Department of Gastroenterology D112, Herlev Hospital, University of Copenhagen, Borgmester Ib Juuls Vej 1, 2730, Herlev, Denmark.
Division of Gastroenterology and Hepatology, Mayo Clinic, Rochester, MN, USA.
Drugs Aging. 2024 Feb;41(2):113-123. doi: 10.1007/s40266-023-01094-6. Epub 2024 Jan 17.
Microscopic colitis, a diagnosis under the umbrella term of inflammatory bowel disease, is a prevalent cause of watery diarrhea, often with symptoms of urgency and bloating, typically observed in older adults aged ≥ 60 years. Its incidence has been reported to exceed those of ulcerative colitis and Crohn's disease in some geographical areas. Although nonpathognomonic endoscopic abnormalities, including changes of the vascular mucosal pattern; mucosal erythema; edema; nodularity; or mucosal defects, e.g., "cat scratches" have been reported, a colonoscopy is typically macroscopically normal. As reliable biomarkers are unavailable, colonoscopy using random biopsies from various parts of the colon is compulsory. Based on the histological examination under a microscope, the disease is divided into collagenous (with a thickened subepithelial collagenous band) and lymphocytic (with intraepithelial lymphocytosis) colitis, although incomplete forms exist. In routine clinical settings, the disease has a high risk of being misdiagnosed as irritable bowel syndrome or even overlooked. Therefore, healthcare providers should be familiar with clinical features and rational management strategies. A 6-8-week oral budesonide treatment course (9 mg/day) is considered the first-line therapy, but patients often experience relapse when discontinued, or might become intolerant, dependent, or even fail to respond. Consequently, other therapeutic options (e.g., bismuth subsalicylate, biologics, loperamide, bile acid sequestrants, and thiopurines) recommended by available guidelines may be prescribed. Herein, clinically meaningful data is provided based on the latest evidence that may aid in reaching a diagnosis and establishing rational therapy in geriatric care to control symptoms and enhance the quality of life for those affected.

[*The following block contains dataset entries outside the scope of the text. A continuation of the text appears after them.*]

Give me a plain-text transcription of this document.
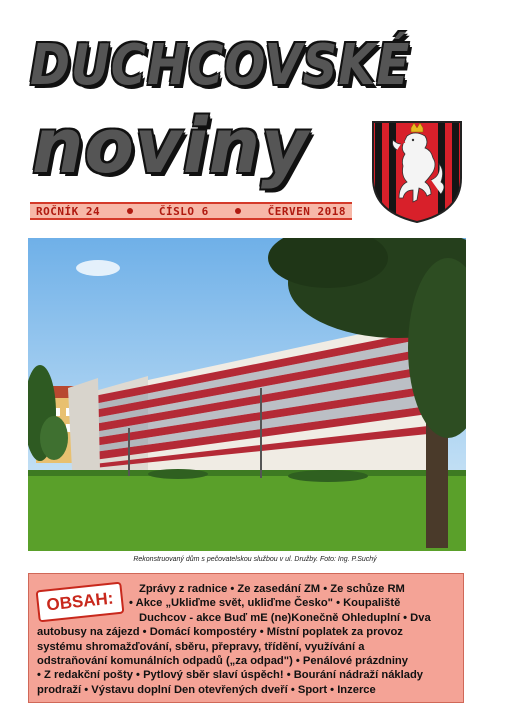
DUCHCOVSKÉ
noviny
ROČNÍK 24	ČÍSLO 6	ČERVEN 2018
Rekonstruovaný dům s pečovatelskou službou v ul. Družby. Foto: Ing. P.Suchý
OBSAH:	Zprávy z radnice • Ze zasedání ZM • Ze schůze RM
• Akce „Ukliďme svět, ukliďme Česko" • Koupaliště
Duchcov - akce Buď mE (ne)Konečně Ohleduplní • Dva
autobusy na zájezd • Domácí kompostéry • Místní poplatek za provoz
systému shromažďování, sběru, přepravy, třídění, využívání a
odstraňování komunálních odpadů („za odpad") • Penálové prázdniny
• Z redakční pošty • Pytlový sběr slaví úspěch! • Bourání nádraží náklady
prodraží • Výstavu doplní Den otevřených dveří • Sport • Inzerce
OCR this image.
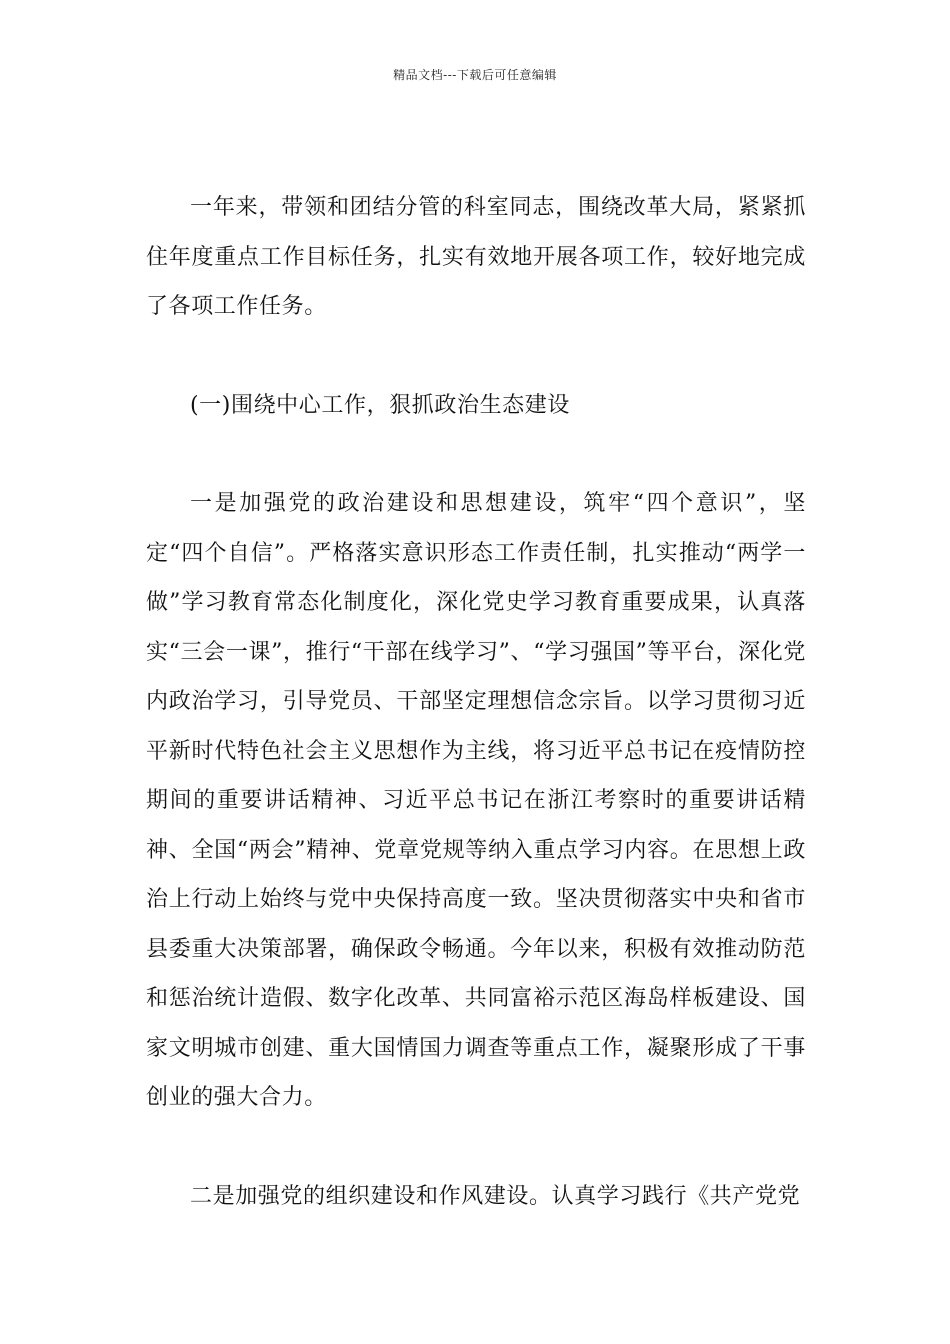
精品文档---下载后可任意编辑

一年来，带领和团结分管的科室同志，围绕改革大局，紧紧抓住年度重点工作目标任务，扎实有效地开展各项工作，较好地完成了各项工作任务。

(一)围绕中心工作，狠抓政治生态建设

一是加强党的政治建设和思想建设，筑牢“四个意识”，坚定“四个自信”。严格落实意识形态工作责任制，扎实推动“两学一做”学习教育常态化制度化，深化党史学习教育重要成果，认真落实“三会一课”，推行“干部在线学习”、“学习强国”等平台，深化党内政治学习，引导党员、干部坚定理想信念宗旨。以学习贯彻习近平新时代特色社会主义思想作为主线，将习近平总书记在疫情防控期间的重要讲话精神、习近平总书记在浙江考察时的重要讲话精神、全国“两会”精神、党章党规等纳入重点学习内容。在思想上政治上行动上始终与党中央保持高度一致。坚决贯彻落实中央和省市县委重大决策部署，确保政令畅通。今年以来，积极有效推动防范和惩治统计造假、数字化改革、共同富裕示范区海岛样板建设、国家文明城市创建、重大国情国力调查等重点工作，凝聚形成了干事创业的强大合力。

二是加强党的组织建设和作风建设。认真学习践行《共产党党
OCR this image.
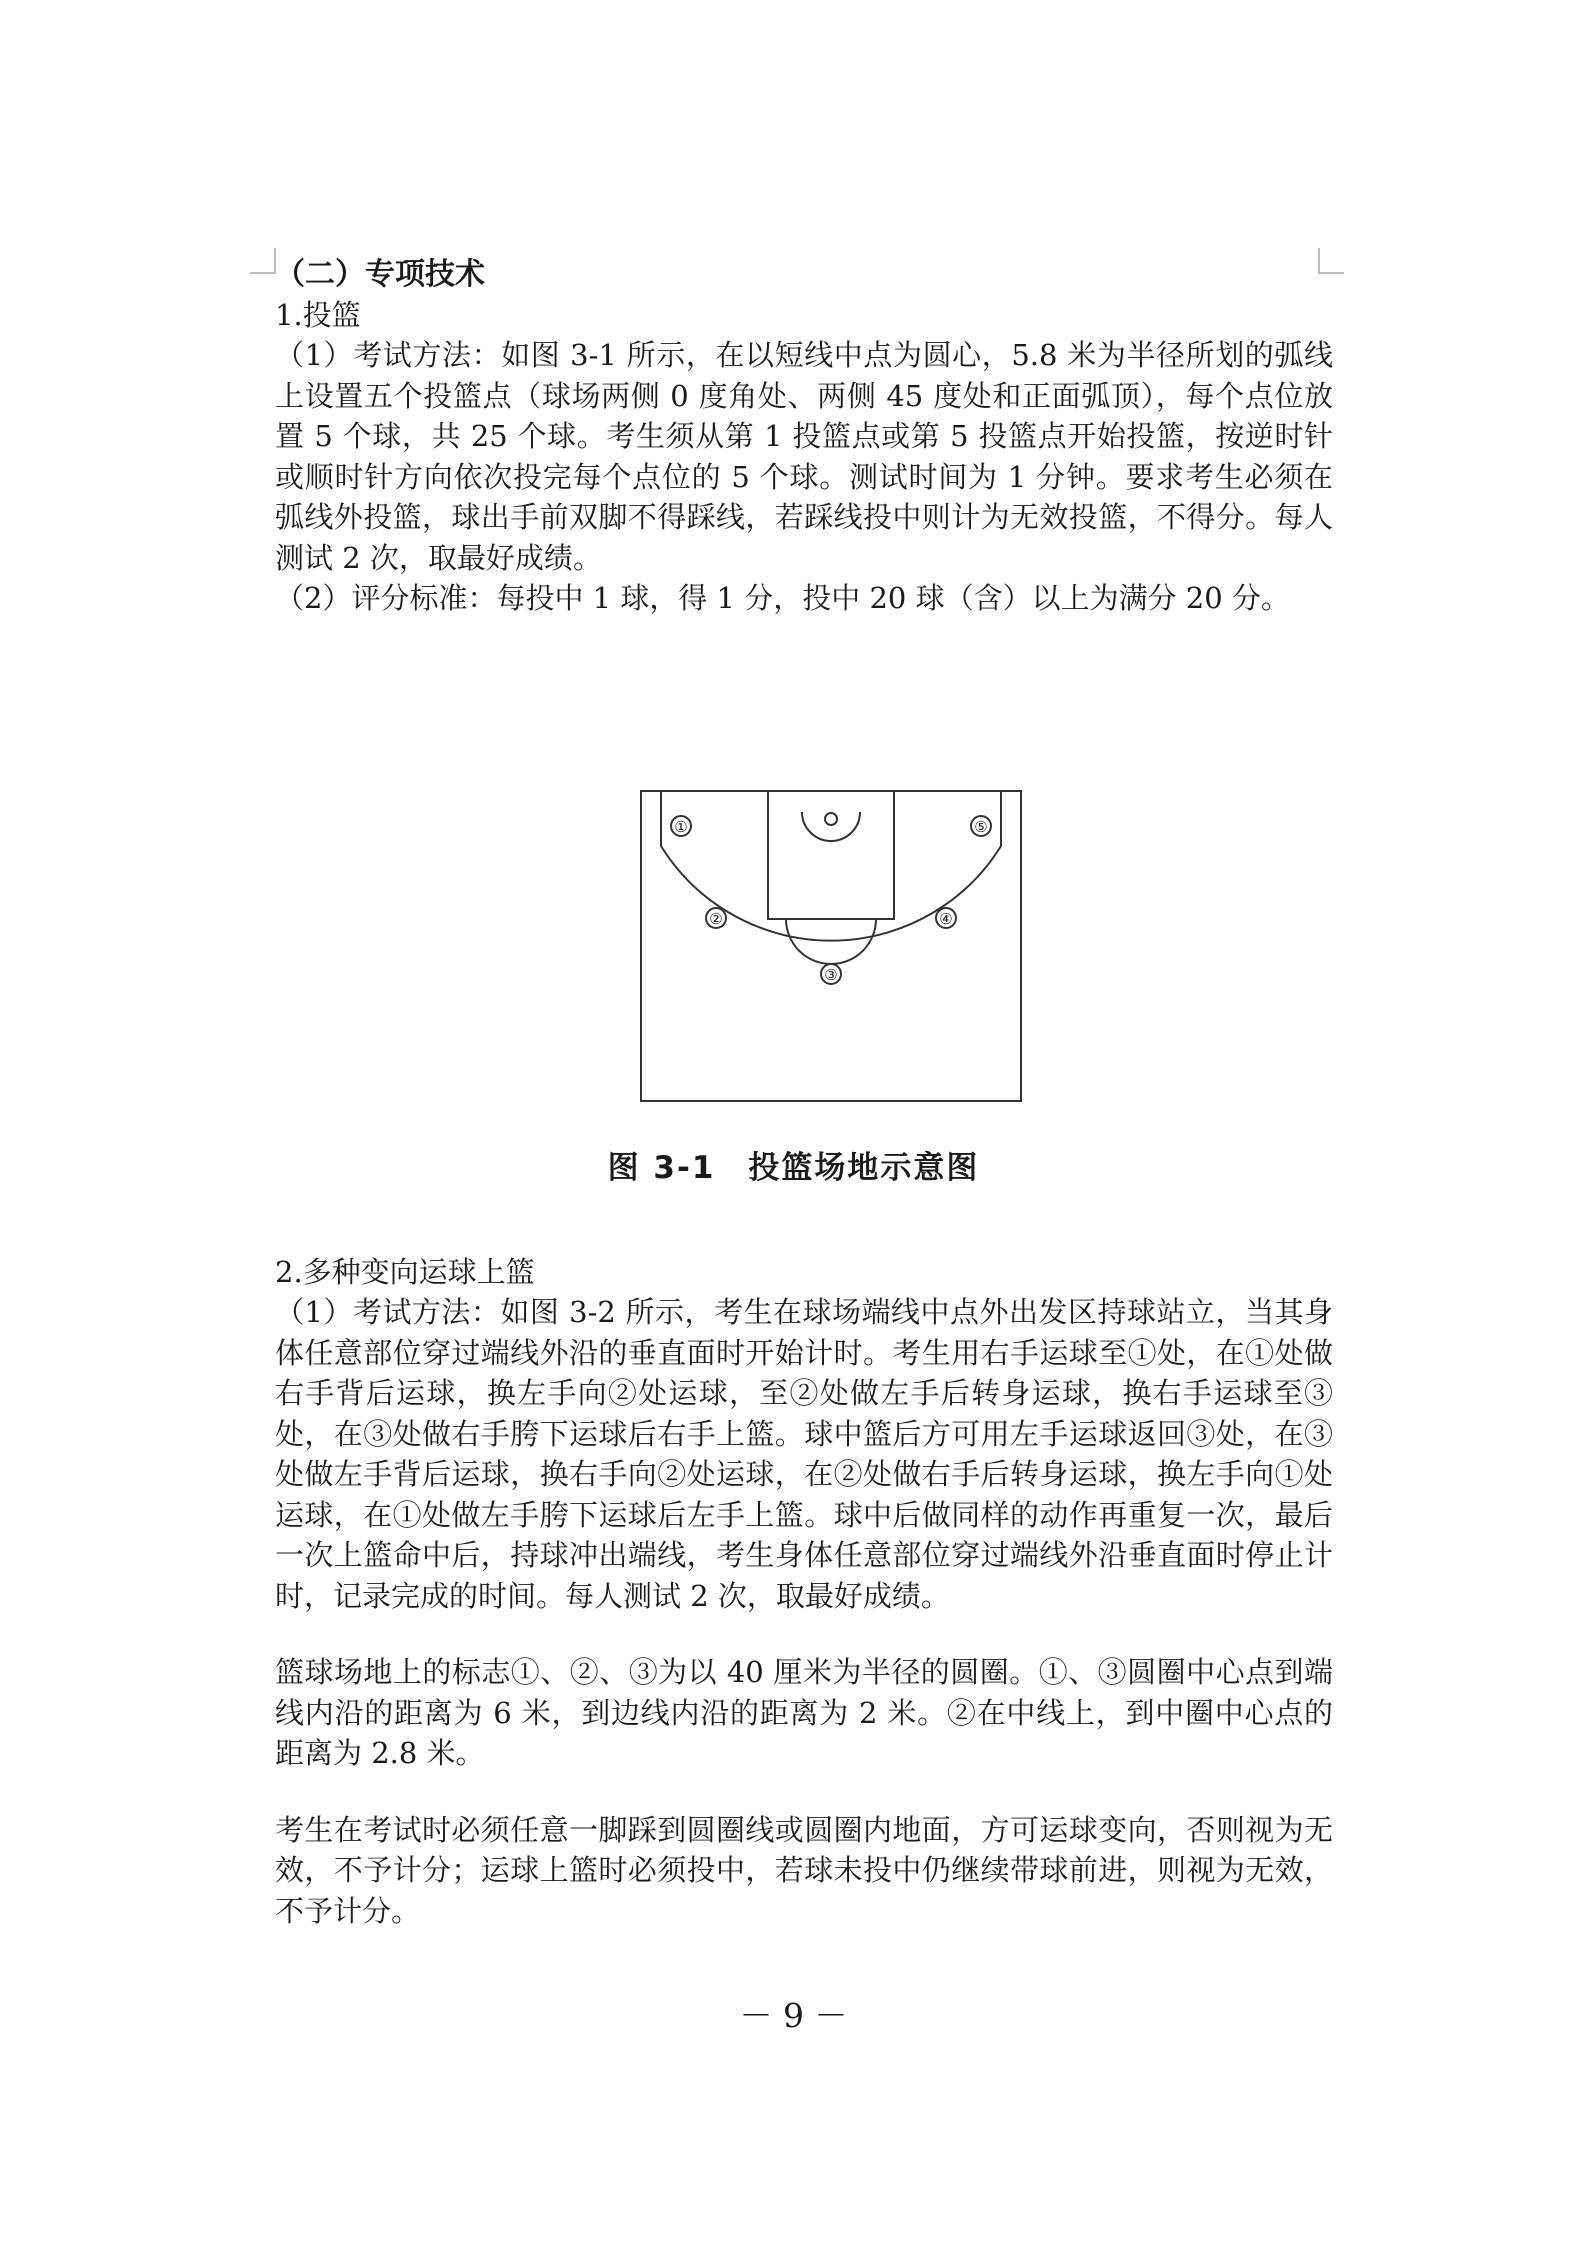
（二）专项技术

1.投篮

（1）考试方法：如图 3-1 所示，在以短线中点为圆心，5.8 米为半径所划的弧线上设置五个投篮点（球场两侧 0 度角处、两侧 45 度处和正面弧顶），每个点位放置 5 个球，共 25 个球。考生须从第 1 投篮点或第 5 投篮点开始投篮，按逆时针或顺时针方向依次投完每个点位的 5 个球。测试时间为 1 分钟。要求考生必须在弧线外投篮，球出手前双脚不得踩线，若踩线投中则计为无效投篮，不得分。每人测试 2 次，取最好成绩。

（2）评分标准：每投中 1 球，得 1 分，投中 20 球（含）以上为满分 20 分。

①
②
③
④
⑤
图 3-1　投篮场地示意图

2.多种变向运球上篮

（1）考试方法：如图 3-2 所示，考生在球场端线中点外出发区持球站立，当其身体任意部位穿过端线外沿的垂直面时开始计时。考生用右手运球至①处，在①处做右手背后运球，换左手向②处运球，至②处做左手后转身运球，换右手运球至③处，在③处做右手胯下运球后右手上篮。球中篮后方可用左手运球返回③处，在③处做左手背后运球，换右手向②处运球，在②处做右手后转身运球，换左手向①处运球，在①处做左手胯下运球后左手上篮。球中后做同样的动作再重复一次，最后一次上篮命中后，持球冲出端线，考生身体任意部位穿过端线外沿垂直面时停止计时，记录完成的时间。每人测试 2 次，取最好成绩。

篮球场地上的标志①、②、③为以 40 厘米为半径的圆圈。①、③圆圈中心点到端线内沿的距离为 6 米，到边线内沿的距离为 2 米。②在中线上，到中圈中心点的距离为 2.8 米。

考生在考试时必须任意一脚踩到圆圈线或圆圈内地面，方可运球变向，否则视为无效，不予计分；运球上篮时必须投中，若球未投中仍继续带球前进，则视为无效，不予计分。

－ 9 －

显微镜下结肠炎,一个归属于炎症性肠病范畴的诊断,是一种普遍的水样腹泻病因,常伴有紧迫感和腹胀,主要见于年龄≥60 岁的老年人。在一些地区,其发病率已超过溃疡性结肠炎和克罗恩病。尽管非特异性内镜异常,包括血管黏膜模式改变、黏膜红斑、水肿、结节或黏膜缺损,如“猫抓痕”等已有报道,但结肠镜检查通常是宏观正常的。由于缺乏可靠的生物标志物,必须进行结肠镜检查,并对结肠的各个部位进行随机活检。根据显微镜下的组织学检查,该疾病分为胶原性(伴有增厚的黏膜下胶原带)和淋巴细胞性(伴有上皮内淋巴细胞增多)结肠炎,尽管存在不完全形式。在常规临床环境中,该疾病误诊为肠易激综合征甚至被忽视的风险很高。因此,医疗保健提供者应熟悉其临床特征和合理的管理策略。6-8 周的口服布地奈德治疗(9mg/天)被认为是一线治疗,但停药后患者常复发,或者可能无法耐受、依赖甚至无反应。因此,根据现有指南推荐的其他治疗选择(如次水杨酸铋、生物制剂、洛哌丁胺、胆汁酸螯合剂和硫嘌呤)可能会被处方。本文根据最新的证据,提供了有临床意义的数据,以帮助在老年护理中做出诊断和建立合理的治疗方案,控制症状,提高患者的生活质量。